El turbo del cristianismo
El cristianismo no desplegará su fuerza y su esplendor hasta que proclame y reconozca que todo otro, cualquiera que sea su situación y condición, es Jesús vivo entre nosotros. Insisto en que en la eucaristía Jesús está como alimento que hay que comer y en los otros, como ser vivo para ser amado y servido. Hincar la rodilla ante un ser humano es un gesto coherente; hacerlo ante el pan y el vino consagrados no tiene sentido. En una hipotética opción entre el harapiento que pide limosna a la entrada del templo y la hostia consagrada, ignoro cuántos de los que van a misa se decantarían por el mendigo. Seguro que pocos, aunque vale mucho más.

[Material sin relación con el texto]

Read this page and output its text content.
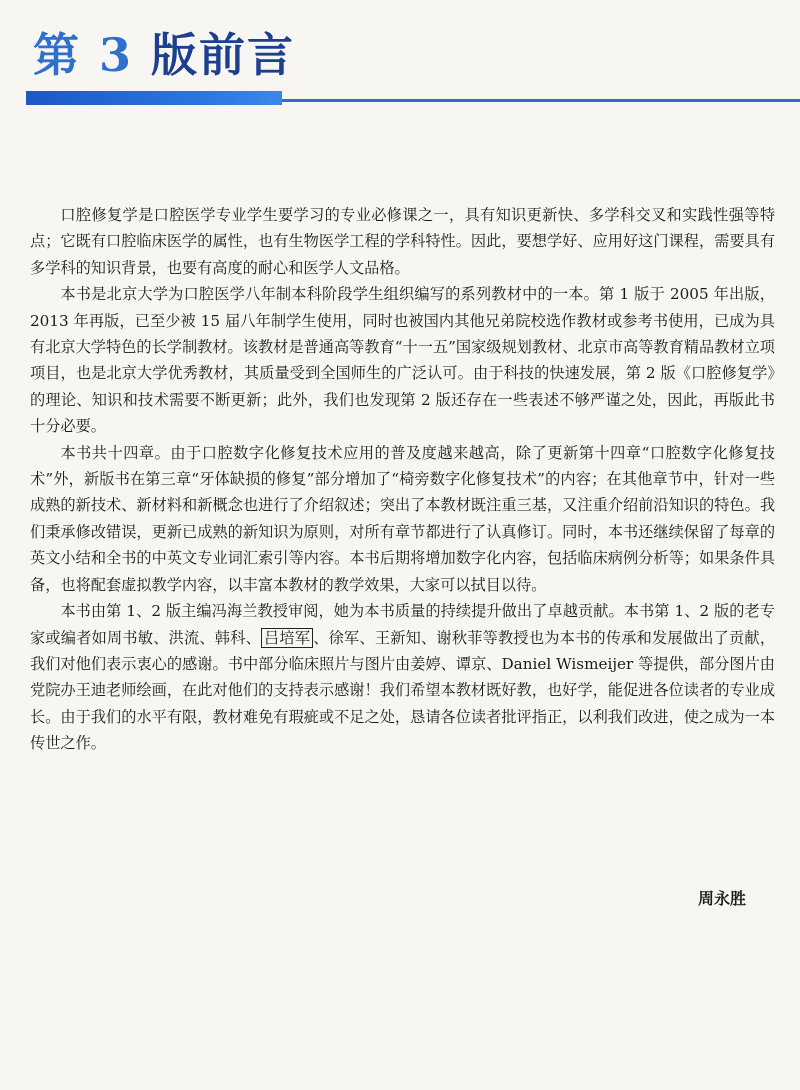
第 3 版前言

口腔修复学是口腔医学专业学生要学习的专业必修课之一，具有知识更新快、多学科交叉和实践性强等特点；它既有口腔临床医学的属性，也有生物医学工程的学科特性。因此，要想学好、应用好这门课程，需要具有多学科的知识背景，也要有高度的耐心和医学人文品格。

本书是北京大学为口腔医学八年制本科阶段学生组织编写的系列教材中的一本。第 1 版于 2005 年出版，2013 年再版，已至少被 15 届八年制学生使用，同时也被国内其他兄弟院校选作教材或参考书使用，已成为具有北京大学特色的长学制教材。该教材是普通高等教育“十一五”国家级规划教材、北京市高等教育精品教材立项项目，也是北京大学优秀教材，其质量受到全国师生的广泛认可。由于科技的快速发展，第 2 版《口腔修复学》的理论、知识和技术需要不断更新；此外，我们也发现第 2 版还存在一些表述不够严谨之处，因此，再版此书十分必要。

本书共十四章。由于口腔数字化修复技术应用的普及度越来越高，除了更新第十四章“口腔数字化修复技术”外，新版书在第三章“牙体缺损的修复”部分增加了“椅旁数字化修复技术”的内容；在其他章节中，针对一些成熟的新技术、新材料和新概念也进行了介绍叙述；突出了本教材既注重三基，又注重介绍前沿知识的特色。我们秉承修改错误，更新已成熟的新知识为原则，对所有章节都进行了认真修订。同时，本书还继续保留了每章的英文小结和全书的中英文专业词汇索引等内容。本书后期将增加数字化内容，包括临床病例分析等；如果条件具备，也将配套虚拟教学内容，以丰富本教材的教学效果，大家可以拭目以待。

本书由第 1、2 版主编冯海兰教授审阅，她为本书质量的持续提升做出了卓越贡献。本书第 1、2 版的老专家或编者如周书敏、洪流、韩科、 吕培军 、徐军、王新知、谢秋菲等教授也为本书的传承和发展做出了贡献，我们对他们表示衷心的感谢。书中部分临床照片与图片由姜婷、谭京、Daniel Wismeijer 等提供，部分图片由党院办王迪老师绘画，在此对他们的支持表示感谢！我们希望本教材既好教，也好学，能促进各位读者的专业成长。由于我们的水平有限，教材难免有瑕疵或不足之处，恳请各位读者批评指正，以利我们改进，使之成为一本传世之作。

周永胜
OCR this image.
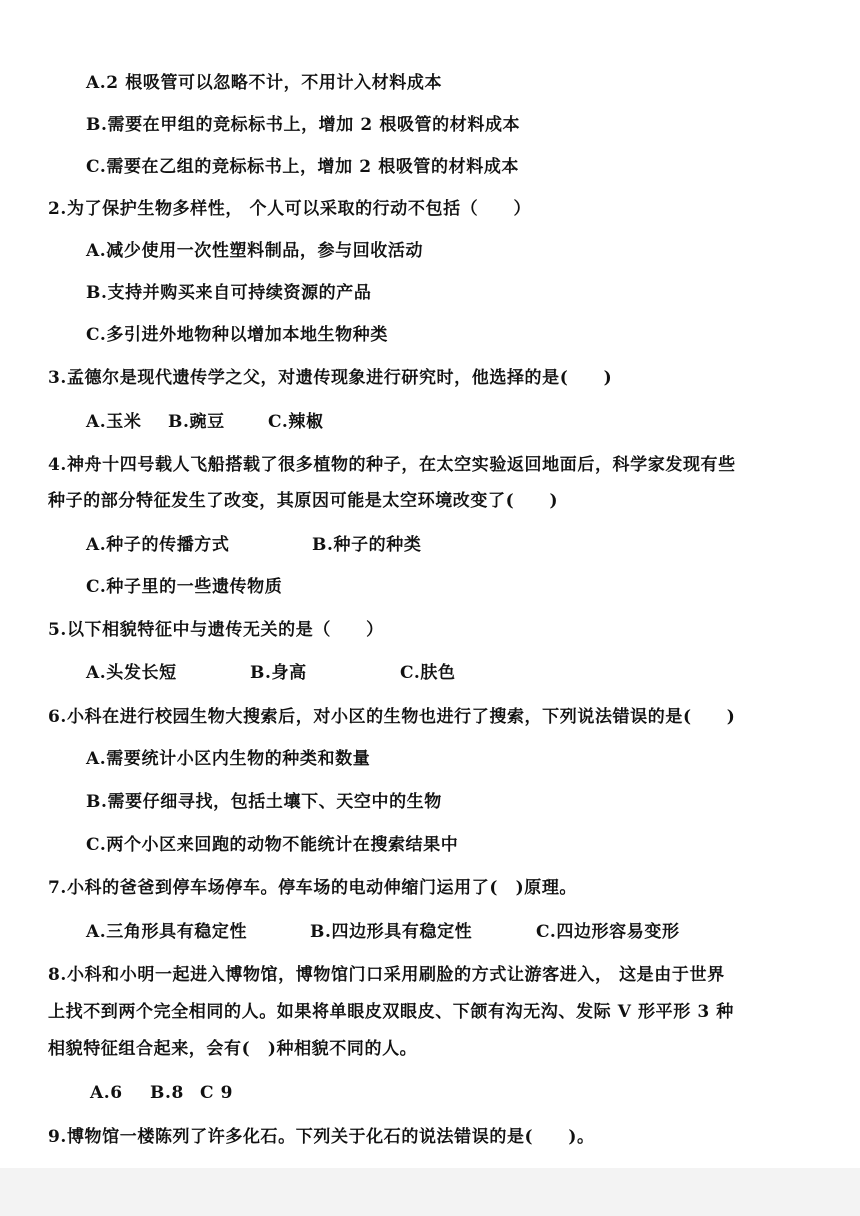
A.2 根吸管可以忽略不计，不用计入材料成本
B.需要在甲组的竞标标书上，增加 2 根吸管的材料成本
C.需要在乙组的竞标标书上，增加 2 根吸管的材料成本
2.为了保护生物多样性， 个人可以采取的行动不包括（　　）
A.减少使用一次性塑料制品，参与回收活动
B.支持并购买来自可持续资源的产品
C.多引进外地物种以增加本地生物种类
3.孟德尔是现代遗传学之父，对遗传现象进行研究时，他选择的是(　　)
A.玉米 B.豌豆	C.辣椒
4.神舟十四号载人飞船搭载了很多植物的种子，在太空实验返回地面后，科学家发现有些
种子的部分特征发生了改变，其原因可能是太空环境改变了(　　)
A.种子的传播方式	B.种子的种类
C.种子里的一些遗传物质
5.以下相貌特征中与遗传无关的是（　　）
A.头发长短	B.身高	C.肤色
6.小科在进行校园生物大搜索后，对小区的生物也进行了搜索，下列说法错误的是(　　)
A.需要统计小区内生物的种类和数量
B.需要仔细寻找，包括土壤下、天空中的生物
C.两个小区来回跑的动物不能统计在搜索结果中
7.小科的爸爸到停车场停车。停车场的电动伸缩门运用了(　)原理。
A.三角形具有稳定性	B.四边形具有稳定性	C.四边形容易变形
8.小科和小明一起进入博物馆，博物馆门口采用刷脸的方式让游客进入， 这是由于世界
上找不到两个完全相同的人。如果将单眼皮双眼皮、下颌有沟无沟、发际 V 形平形 3 种
相貌特征组合起来，会有(　)种相貌不同的人。
A.6 B.8 C 9
9.博物馆一楼陈列了许多化石。下列关于化石的说法错误的是(　　)。
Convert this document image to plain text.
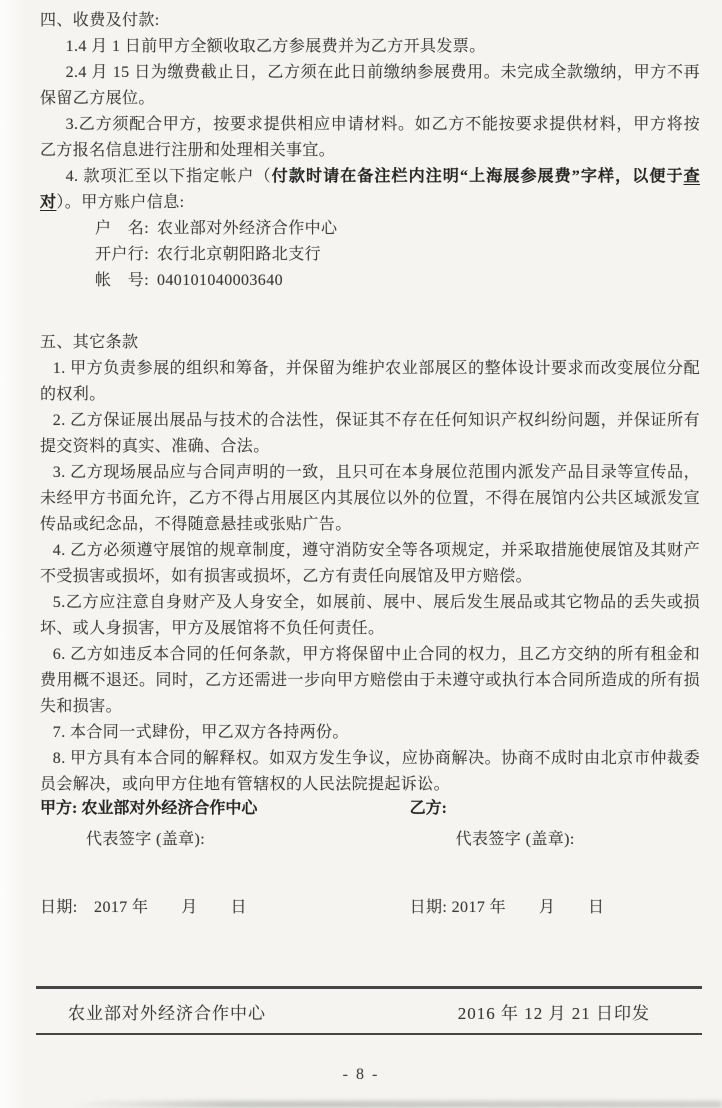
四、收费及付款:

1.4 月 1 日前甲方全额收取乙方参展费并为乙方开具发票。

2.4 月 15 日为缴费截止日，乙方须在此日前缴纳参展费用。未完成全款缴纳，甲方不再保留乙方展位。

3.乙方须配合甲方，按要求提供相应申请材料。如乙方不能按要求提供材料，甲方将按乙方报名信息进行注册和处理相关事宜。

4. 款项汇至以下指定帐户（付款时请在备注栏内注明“上海展参展费”字样，以便于查对）。甲方账户信息:

户　名: 农业部对外经济合作中心

开户行: 农行北京朝阳路北支行

帐　号: 040101040003640

五、其它条款

1. 甲方负责参展的组织和筹备，并保留为维护农业部展区的整体设计要求而改变展位分配的权利。

2. 乙方保证展出展品与技术的合法性，保证其不存在任何知识产权纠纷问题，并保证所有提交资料的真实、准确、合法。

3. 乙方现场展品应与合同声明的一致，且只可在本身展位范围内派发产品目录等宣传品，未经甲方书面允许，乙方不得占用展区内其展位以外的位置，不得在展馆内公共区域派发宣传品或纪念品，不得随意悬挂或张贴广告。

4. 乙方必须遵守展馆的规章制度，遵守消防安全等各项规定，并采取措施使展馆及其财产不受损害或损坏，如有损害或损坏，乙方有责任向展馆及甲方赔偿。

5.乙方应注意自身财产及人身安全，如展前、展中、展后发生展品或其它物品的丢失或损坏、或人身损害，甲方及展馆将不负任何责任。

6. 乙方如违反本合同的任何条款，甲方将保留中止合同的权力，且乙方交纳的所有租金和费用概不退还。同时，乙方还需进一步向甲方赔偿由于未遵守或执行本合同所造成的所有损失和损害。

7. 本合同一式肆份，甲乙双方各持两份。

8. 甲方具有本合同的解释权。如双方发生争议，应协商解决。协商不成时由北京市仲裁委员会解决，或向甲方住地有管辖权的人民法院提起诉讼。

甲方: 农业部对外经济合作中心

代表签字 (盖章):

日期:　2017 年　　月　　日

乙方:

代表签字 (盖章):

日期: 2017 年　　月　　日

农业部对外经济合作中心	2016 年 12 月 21 日印发
- 8 -
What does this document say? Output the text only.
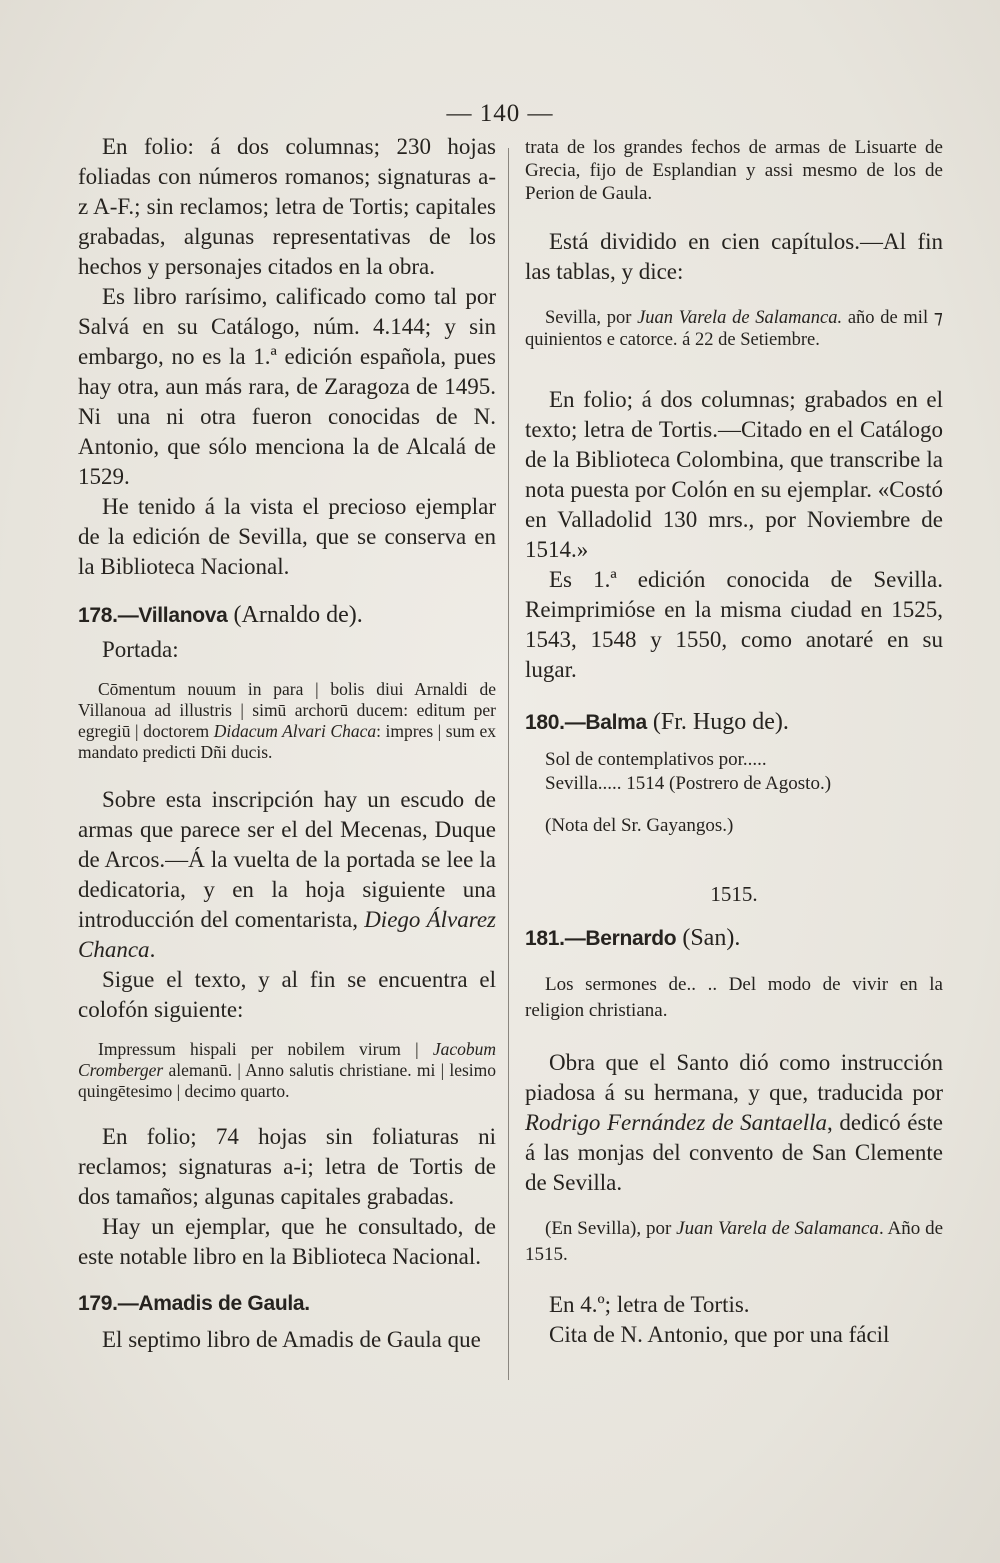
— 140 —

En folio: á dos columnas; 230 hojas foliadas con números romanos; signaturas a-z A-F.; sin reclamos; letra de Tortis; capitales grabadas, algunas representativas de los hechos y personajes citados en la obra.

Es libro rarísimo, calificado como tal por Salvá en su Catálogo, núm. 4.144; y sin embargo, no es la 1.ª edición española, pues hay otra, aun más rara, de Zaragoza de 1495. Ni una ni otra fueron conocidas de N. Antonio, que sólo menciona la de Alcalá de 1529.

He tenido á la vista el precioso ejemplar de la edición de Sevilla, que se conserva en la Biblioteca Nacional.

178.—Villanova (Arnaldo de).

Portada:

Cōmentum nouum in para | bolis diui Arnaldi de Villanoua ad illustris | simū archorū ducem: editum per egregiū | doctorem Didacum Alvari Chaca: impres | sum ex mandato predicti Dñi ducis.

Sobre esta inscripción hay un escudo de armas que parece ser el del Mecenas, Duque de Arcos.—Á la vuelta de la portada se lee la dedicatoria, y en la hoja siguiente una introducción del comentarista, Diego Álvarez Chanca.

Sigue el texto, y al fin se encuentra el colofón siguiente:

Impressum hispali per nobilem virum | Jacobum Cromberger alemanū. | Anno salutis christiane. mi | lesimo quingētesimo | decimo quarto.

En folio; 74 hojas sin foliaturas ni reclamos; signaturas a-i; letra de Tortis de dos tamaños; algunas capitales grabadas.

Hay un ejemplar, que he consultado, de este notable libro en la Biblioteca Nacional.

179.—Amadis de Gaula.

El septimo libro de Amadis de Gaula que

trata de los grandes fechos de armas de Lisuarte de Grecia, fijo de Esplandian y assi mesmo de los de Perion de Gaula.

Está dividido en cien capítulos.—Al fin las tablas, y dice:

Sevilla, por Juan Varela de Salamanca. año de mil ⁊ quinientos e catorce. á 22 de Setiembre.

En folio; á dos columnas; grabados en el texto; letra de Tortis.—Citado en el Catálogo de la Biblioteca Colombina, que transcribe la nota puesta por Colón en su ejemplar. «Costó en Valladolid 130 mrs., por Noviembre de 1514.»

Es 1.ª edición conocida de Sevilla. Reimprimióse en la misma ciudad en 1525, 1543, 1548 y 1550, como anotaré en su lugar.

180.—Balma (Fr. Hugo de).

Sol de contemplativos por.....

Sevilla..... 1514 (Postrero de Agosto.)

(Nota del Sr. Gayangos.)

1515.

181.—Bernardo (San).

Los sermones de.. .. Del modo de vivir en la religion christiana.

Obra que el Santo dió como instrucción piadosa á su hermana, y que, traducida por Rodrigo Fernández de Santaella, dedicó éste á las monjas del convento de San Clemente de Sevilla.

(En Sevilla), por Juan Varela de Salamanca. Año de 1515.

En 4.º; letra de Tortis.

Cita de N. Antonio, que por una fácil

De lo dicho se deduce con claridad que el cristianismo no consiste en una serie de dogmas ni en un rosario de ritos y ceremonias que nos conecta con un mundo sobrenatural misterioso, sino en la modificación sustancial de las conductas egoístas. El único camino que nos conduce a Dios es el de nuestra propia humanización, camino que Dios ha recorrido a la inversa para abrazarnos en Jesús. La humanidad es cualidad que solo toma cuerpo en lo que hacemos, no en lo que somos. Somos hechura de Dios, pero lo somos por un acto de amor que es patrón de conducta. O nos parecemos al Dios que nos ama, o no somos nada. Sin otros a quienes amar y servir no hay felicidad ni la vida tiene sentido.
Quedémonos hoy con que valorar a los otros como el gran sacramento cristiano y obrar en consecuencia nos sitúa en el único camino que conduce a Dios, el camino del hombre y de Jesús.